Now, people might ask: what does impeachment over a corrupt phone call have to do with religious values? In an obvious sense, nothing! Corruption runs against Christian values. Christians should want to root out corruption. In another sense, however, impeachment has everything to do with values – once we understand how Trump appeals to the Christian Right. It’s not that impeachment is in and of itself a religious question; rather, the Christian Right characterizes any attacks against President Trump as spiritual warfare. If we think about the world as a battleground between the forces of Heaven and Hell, with Trump being God’s warrior, the Democrats’ efforts to impeach him represent their pursuit of evil and their rejection of God. I know that mainstream Christians find that incomprehensible, but bear with me and I’ll show you what Trump did in this speech.

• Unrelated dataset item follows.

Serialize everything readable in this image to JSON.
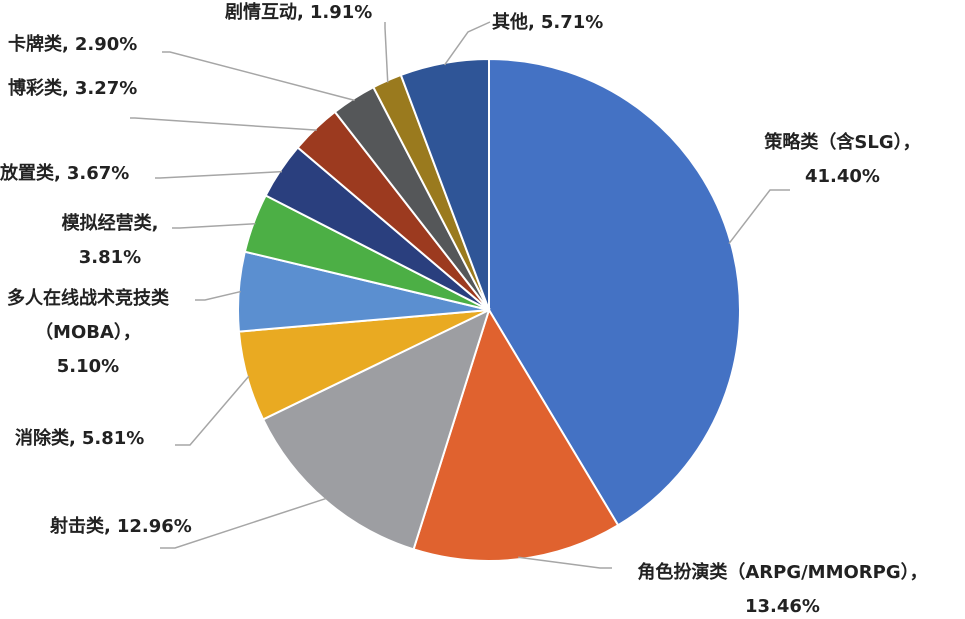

Trump's impeachment diatribe started about halfway through the speech. Trump castigated impeachment as an incomprehensible, “ugly” smear:

“And now it is the outrageous impeachment — look, impeachment.  I never thought I’d see or hear that word with regard to me — ‘impeachment.’  I said, the other day, ‘It’s an ugly word.’  To me, it’s an ugly word — a very ugly word.  It means so much.  It means horrible, horrible crimes and things.  I can’t even believe it.”

He continued with his favorite defense:

“It’s a witch hunt.  It’s based on a single phone call of congratulations to the President of Ukraine, which they fraudulently mischaracterized to sound absolutely horrible.  This crooked Adam Schiff —"

And, hearing Schiff’s name, the crowd booed!

Trump wasn’t done with his personal attacks. Moving from Schiff, he pounced on House Speaker Nancy Pelosi. Trump said that she was “Not a good person.  I think she hates our country.  Because if she didn’t hate our country, she wouldn’t be doing this to our country.  It’s a fraud.  It’s a fraud.  (Applause.)”

Do you see the spiritual warfare? If we look at the call transcript, Trump clearly did wrong. No question. But spiritual warfare elevated the debate to the idea that Trump stands for God and goodness while Pelosi is trying to remove him so she can pursue evil. Trump continued this line of argument:

“But they’re using that call to impeach your President who won, in 2016, perhaps the greatest election of our time.  (Applause.)  And I won it for you; I didn’t win it for me.  I won it for you and others, I won it for you.  They are coming — I won it for you and others, but I won it for you.”

A little bit of paranoia – “They are coming” – didn’t hurt his persuasive message. In one sense, of course, the Democrats really are coming for him. After all, the Democrats are holding impeachment hearings, are they not? And Trump next tied the paranoia to spiritual values: to the idea that Democrats are trying to impeach him because they hate Christian values:

“They’re coming after me because I’m fighting for you.  It’s a big part of it.  (Applause.)  And I’m fighting for all Americans and our way of life, but I’m fighting for you.  And they don’t like you.  They don’t like you.  And you explain why.  You explain why.  Your values are so incredible.  They don’t like you.” 

“Your values are so incredible,” he said. And so, presumably, the reason Democrats don’t like the values voters is that Democrats don’t share their values. Yet Trump claimed the support of the people:

“And, you know, I am at 94 percent approval rating, but still you have people out there — they don’t get it.” No one can imagine where he got that 94% figure, since approval polls are far lower than that, but the guy was on a roll by then, seeing no reason to let little details like reality slow down his narrative.

Trump ended this remarkable, rambling, angry speech by tying religion and politics together into one nice multi-colored bow:

“And above all else, we know this: In America, we don’t worship government, we worship God.  (Applause.)  Thank you. Forever and always, Americans will believe in the cause of freedom, the power of prayer, and the eternal glory of God.  Thank you.  God bless you.  And God bless America.  Thank you very much.  (Applause.)”

Trump didn’t distinguish between support for him and support for God, which, since he leads the government, might seem to contradict his concluding comment. But if that’s what people think, they are missing the point. On the contrary, here’s what Trump meant: values are good, and Donald Trump supports Christian values. He fights for what his audience thinks are Christian values. He is a spiritual warrior. The Democrats are fighting against him, which means they are fighting against values. Trump’s factual guilt or innocence of impeachable offenses becomes completely irrelevant to his audience once we understand that Trump is neither a role model nor a saint, but a fighter and defender, like a crusader prepared to visit the Holy Land to massacre “infidels” by the thousands.

And that, dear reader, is what, in Trump’s rhetoric, impeachment has to do with Christian values.